The Land Rover Defender (initially introduced as the Land Rover 110 / One Ten, and in 1984 joined by the Land Rover 90 / Ninety, plus the new, extra-length Land Rover 127 in 1985) is a series of British off-road cars and pickup trucks. They consistently have four-wheel drive, and were developed in the 1980s from the original Land Rover series which was launched at the Amsterdam Motor Show in April 1948. Following the 1989 introduction of the Land Rover Discovery, the term ‘Land Rover’ became the name of a broader marque, and thus no longer worked as the name of a specific model; thus in 1990 Land Rover renamed the 90 and 110 as Defender 90 and Defender 110 respectively. The 127 became the Defender 130.

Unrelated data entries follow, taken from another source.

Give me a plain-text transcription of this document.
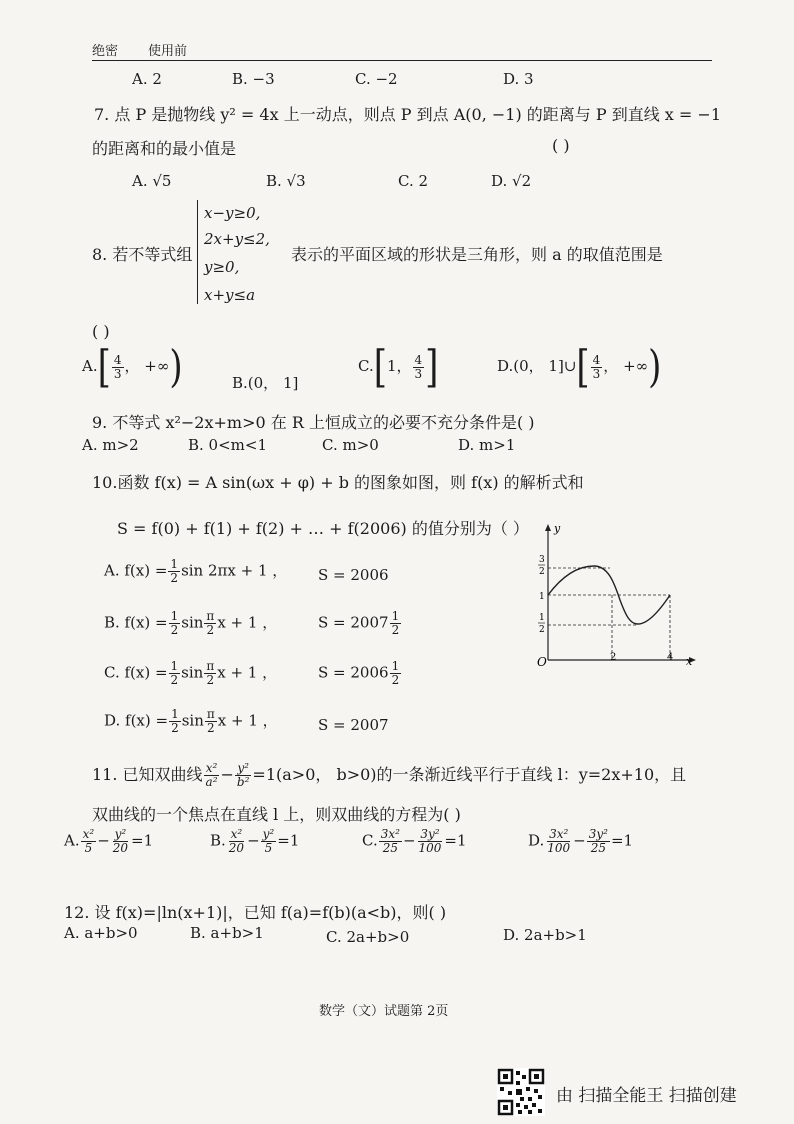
绝密 使用前
A. 2	B. −3	C. −2	D. 3
7. 点 P 是抛物线 y² = 4x 上一动点，则点 P 到点 A(0, −1) 的距离与 P 到直线 x = −1
的距离和的最小值是	( )
A. √5	B. √3	C. 2	D. √2
8. 若不等式组
x−y≥0,
2x+y≤2,
y≥0,
x+y≤a
表示的平面区域的形状是三角形，则 a 的取值范围是
( )
$A.[ \frac{4}{3}$ ， +∞)	B.(0， 1]
C.[1， $\frac{4}{3}$ ]	D.(0， 1]∪[ $\frac{4}{3}$ ， +∞)
9. 不等式 x²−2x+m>0 在 R 上恒成立的必要不充分条件是( )
A. m>2	B. 0<m<1	C. m>0	D. m>1
10.函数 f(x) = A sin(ωx + φ) + b 的图象如图，则 f(x) 的解析式和
S = f(0) + f(1) + f(2) + … + f(2006) 的值分别为（ ）
A. $f(x) = \frac{1}{2}$ sin 2πx + 1 ， S = 2006
B. $f(x) = \frac{1}{2}$ $\sin \frac{\pi}{2}$ x + 1 ，	$S = 2007 \frac{1}{2}$
C. $f(x) = \frac{1}{2}$ $\sin \frac{\pi}{2}$ x + 1 ，	$S = 2006 \frac{1}{2}$
D. $f(x) = \frac{1}{2}$ $\sin \frac{\pi}{2}$ x + 1 ，	S = 2007
y
x
O
3
2
1
1
2
2	4
11. 已知双曲线 $\frac{\text{x²}}{\text{a²}} - \frac{\text{y²}}{\text{b²}} =1(a>0$， b>0)的一条渐近线平行于直线 l：y=2x+10，且
双曲线的一个焦点在直线 l 上，则双曲线的方程为( )
A. $\frac{\text{x²}}{5} - \frac{\text{y²}}{20} =1$	B. $\frac{\text{x²}}{20} - \frac{\text{y²}}{5} =1$	C. $\frac{\text{3x²}}{25} - \frac{\text{3y²}}{100} =1$	D. $\frac{\text{3x²}}{100} - \frac{\text{3y²}}{25} =1$
12. 设 f(x)=|ln(x+1)|，已知 f(a)=f(b)(a<b)，则( )
A. a+b>0	B. a+b>1	C. 2a+b>0	D. 2a+b>1
数学（文）试题第 2页
由 扫描全能王 扫描创建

The vehicle, a British equivalent of the Second World War derived (Willys) Jeep, gained a worldwide reputation for ruggedness and versatility. Using a steel ladder chassis and an aluminium alloy bodywork, the Land Rover originally used detuned versions of Rover engines. The original Defender is still being produced in developing countries despite the arrival of the Land Rover Defender (L663).
Though the Defender was not a new generation design, it incorporated significant changes, compared to the series Land Rovers, such as adopting coil springs front and rear, as opposed to all leaf springs on the previous; except for retaining rear leaf springs on high capacity (payload) models. Coil springs offered both better ride quality and improved axle articulation. Adding a lockable centre differential to the transfer case gave the Defender permanent (on-road) four-wheel-drive capability. Both changes were derived from the Range Rover, and the interiors were also modernised.